Wednesday, April 11, 2012

Surprise Practice

Part: Follow
Dances: Waltz, Tango, Foxtrot, Viennese Waltz, Quickstep, Nightclub 2-step
Hovers: 2

Saturday of last week we had kind of an unplanned practice. Between Tuesday and the weekend I had been busy every weekend with my church choir preparing and singing for the Easter weekend liturgies every evening, so we hadn't practiced in several days. I showed up for conditioning class on Saturday, but probably because it was a holiday weekend and such a gorgeous day, no one else had showed up, so they opted not to have the class. Since I had come all the way to studio, I felt I might as well get something out of it and decided to hang out and stretch since I had just worked out, and then put on my shoes and started practicing a bit on my own, working on heel turns, foxtrot movement, and extension. Since Jeff was there, he figured we might as well get some practice in, so he put his own shoes on and we ran through our dances. It ended up being a very good practice, probably because there was little distraction, we were fairly fresh since it was in the middle of the afternoon on a weekend, and we almost had the floor and the music to ourselves.

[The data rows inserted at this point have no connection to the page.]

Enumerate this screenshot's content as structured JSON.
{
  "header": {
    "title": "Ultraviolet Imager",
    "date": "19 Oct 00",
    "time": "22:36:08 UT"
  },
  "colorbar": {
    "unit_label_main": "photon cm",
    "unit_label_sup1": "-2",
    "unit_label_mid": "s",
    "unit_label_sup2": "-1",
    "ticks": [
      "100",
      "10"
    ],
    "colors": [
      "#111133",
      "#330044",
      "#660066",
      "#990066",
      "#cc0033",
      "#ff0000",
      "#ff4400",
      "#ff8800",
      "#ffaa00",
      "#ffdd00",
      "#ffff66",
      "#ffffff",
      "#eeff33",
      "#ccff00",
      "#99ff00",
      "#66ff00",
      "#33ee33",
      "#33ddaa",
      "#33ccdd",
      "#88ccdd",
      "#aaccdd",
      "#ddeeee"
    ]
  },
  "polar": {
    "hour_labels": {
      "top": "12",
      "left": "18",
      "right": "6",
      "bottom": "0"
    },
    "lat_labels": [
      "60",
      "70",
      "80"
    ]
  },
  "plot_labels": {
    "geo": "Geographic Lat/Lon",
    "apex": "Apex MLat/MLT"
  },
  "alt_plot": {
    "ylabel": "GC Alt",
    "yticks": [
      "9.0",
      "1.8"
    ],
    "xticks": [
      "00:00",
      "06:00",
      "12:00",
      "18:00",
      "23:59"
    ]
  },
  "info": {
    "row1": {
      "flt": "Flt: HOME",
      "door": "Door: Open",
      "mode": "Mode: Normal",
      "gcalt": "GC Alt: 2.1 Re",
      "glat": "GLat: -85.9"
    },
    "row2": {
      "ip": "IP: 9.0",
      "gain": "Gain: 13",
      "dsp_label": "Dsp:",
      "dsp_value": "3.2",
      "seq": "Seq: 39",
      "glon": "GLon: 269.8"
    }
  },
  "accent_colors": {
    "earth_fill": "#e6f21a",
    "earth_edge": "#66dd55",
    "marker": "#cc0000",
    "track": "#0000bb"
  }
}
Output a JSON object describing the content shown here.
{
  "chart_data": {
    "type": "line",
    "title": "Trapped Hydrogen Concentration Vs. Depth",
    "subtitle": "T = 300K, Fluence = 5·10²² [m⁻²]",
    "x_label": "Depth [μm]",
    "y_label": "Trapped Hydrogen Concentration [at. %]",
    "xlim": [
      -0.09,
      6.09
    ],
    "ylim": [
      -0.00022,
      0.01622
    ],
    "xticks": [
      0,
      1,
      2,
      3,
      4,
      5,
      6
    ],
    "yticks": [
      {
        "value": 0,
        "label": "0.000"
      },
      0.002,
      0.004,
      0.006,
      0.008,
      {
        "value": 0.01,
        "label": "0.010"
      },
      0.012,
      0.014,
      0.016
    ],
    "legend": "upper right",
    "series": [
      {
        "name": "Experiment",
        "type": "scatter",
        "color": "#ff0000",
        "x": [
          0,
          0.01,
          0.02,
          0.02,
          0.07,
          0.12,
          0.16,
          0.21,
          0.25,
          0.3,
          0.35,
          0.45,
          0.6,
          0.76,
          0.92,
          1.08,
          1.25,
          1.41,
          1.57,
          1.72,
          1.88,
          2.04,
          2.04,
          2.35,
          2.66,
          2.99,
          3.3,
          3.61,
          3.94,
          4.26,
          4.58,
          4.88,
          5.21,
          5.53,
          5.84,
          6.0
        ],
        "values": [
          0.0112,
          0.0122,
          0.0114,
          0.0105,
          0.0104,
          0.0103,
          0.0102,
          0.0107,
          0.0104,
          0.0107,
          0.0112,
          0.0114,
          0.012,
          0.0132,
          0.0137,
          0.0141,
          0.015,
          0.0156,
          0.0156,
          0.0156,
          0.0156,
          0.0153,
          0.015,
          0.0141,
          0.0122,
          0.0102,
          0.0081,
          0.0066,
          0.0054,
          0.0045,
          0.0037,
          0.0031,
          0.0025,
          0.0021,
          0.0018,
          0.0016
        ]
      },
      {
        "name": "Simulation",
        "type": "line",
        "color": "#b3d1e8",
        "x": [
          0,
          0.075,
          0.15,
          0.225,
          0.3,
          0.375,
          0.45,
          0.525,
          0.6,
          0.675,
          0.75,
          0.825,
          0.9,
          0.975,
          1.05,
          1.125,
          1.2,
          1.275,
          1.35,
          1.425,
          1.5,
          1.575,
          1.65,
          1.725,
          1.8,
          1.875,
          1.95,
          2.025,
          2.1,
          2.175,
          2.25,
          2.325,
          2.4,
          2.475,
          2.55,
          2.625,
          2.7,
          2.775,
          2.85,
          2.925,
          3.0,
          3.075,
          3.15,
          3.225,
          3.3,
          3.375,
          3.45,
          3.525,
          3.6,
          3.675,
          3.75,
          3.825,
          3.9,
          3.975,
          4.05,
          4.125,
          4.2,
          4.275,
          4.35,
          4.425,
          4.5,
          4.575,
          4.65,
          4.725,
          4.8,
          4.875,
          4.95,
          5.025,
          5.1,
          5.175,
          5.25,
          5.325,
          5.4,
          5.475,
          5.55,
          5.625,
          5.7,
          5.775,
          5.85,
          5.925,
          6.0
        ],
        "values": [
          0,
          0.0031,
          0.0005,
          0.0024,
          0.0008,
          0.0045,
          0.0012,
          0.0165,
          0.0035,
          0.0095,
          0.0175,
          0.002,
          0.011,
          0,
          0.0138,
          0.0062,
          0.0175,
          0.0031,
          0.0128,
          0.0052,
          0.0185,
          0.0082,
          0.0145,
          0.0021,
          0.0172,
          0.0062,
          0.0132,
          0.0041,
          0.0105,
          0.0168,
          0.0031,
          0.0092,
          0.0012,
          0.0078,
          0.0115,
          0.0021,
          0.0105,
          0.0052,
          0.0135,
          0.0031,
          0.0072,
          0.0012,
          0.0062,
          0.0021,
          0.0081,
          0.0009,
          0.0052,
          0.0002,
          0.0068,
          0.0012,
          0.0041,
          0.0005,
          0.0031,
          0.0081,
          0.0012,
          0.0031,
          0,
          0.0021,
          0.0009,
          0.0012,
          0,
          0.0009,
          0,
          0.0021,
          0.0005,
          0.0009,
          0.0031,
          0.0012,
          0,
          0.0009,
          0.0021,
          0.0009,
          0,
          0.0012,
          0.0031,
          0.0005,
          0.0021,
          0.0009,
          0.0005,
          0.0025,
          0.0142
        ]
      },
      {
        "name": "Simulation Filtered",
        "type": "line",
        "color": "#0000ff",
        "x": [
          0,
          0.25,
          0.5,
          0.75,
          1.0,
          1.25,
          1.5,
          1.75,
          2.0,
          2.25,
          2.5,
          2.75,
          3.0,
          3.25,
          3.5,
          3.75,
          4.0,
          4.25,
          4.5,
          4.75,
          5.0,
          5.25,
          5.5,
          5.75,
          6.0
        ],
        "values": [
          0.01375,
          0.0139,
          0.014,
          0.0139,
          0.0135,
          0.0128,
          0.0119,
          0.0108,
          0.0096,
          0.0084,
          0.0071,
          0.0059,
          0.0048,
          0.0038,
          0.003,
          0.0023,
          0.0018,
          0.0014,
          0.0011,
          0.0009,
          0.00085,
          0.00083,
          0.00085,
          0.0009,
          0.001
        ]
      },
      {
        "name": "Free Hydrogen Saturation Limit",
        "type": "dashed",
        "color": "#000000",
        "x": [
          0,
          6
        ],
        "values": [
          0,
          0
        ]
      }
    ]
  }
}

This practice, we ran through each dance and reviewed some of the problem areas a bit. Foxtrot was feeling good that day, and we were remembering how we had worked so hard on getting our movement versus our steps on the beat of the music, and how you actually step on the off beat. Jeff thinks we're doing it correctly now; I actually don't think about it so I didn't know for sure. When I'm dancing my best foxtrot, I'm usually totally focused on the lead and keeping myself with him, versus thinking about my own technique or not thinking at all. Lately, especially with foxtrot, I'm trying to think in terms of myself being a part or extension of him...so that when this or that leg moves, mine goes too as if they were one unit, or if the body rotates or moves in a new directly, mine responds in kind. I know that's obvious, but when I think of what I'm doing in terms of what he's doing, it works much better than when I think about how I'm dancing as an independent thing. I find that my focus and the way I think as a follow has become more and more relative to the lead and less objective. I think that's good though. Anyhow, the natural turns seemed much improved and more on balance, which I attributed to our focused practice on that on Tuesday.

It was good to run through each of the dances and kind of figure out where we stood with each one. I think tango is actually the worst and probably waltz the best. Quickstep is still hard, but I think the polished look and technique in tango is still quite elusive, while I think we can fake it more convincingly in quickstep. What we really need at this point is more lessons. Hopefully, we'll be able to start up with those again in the near future.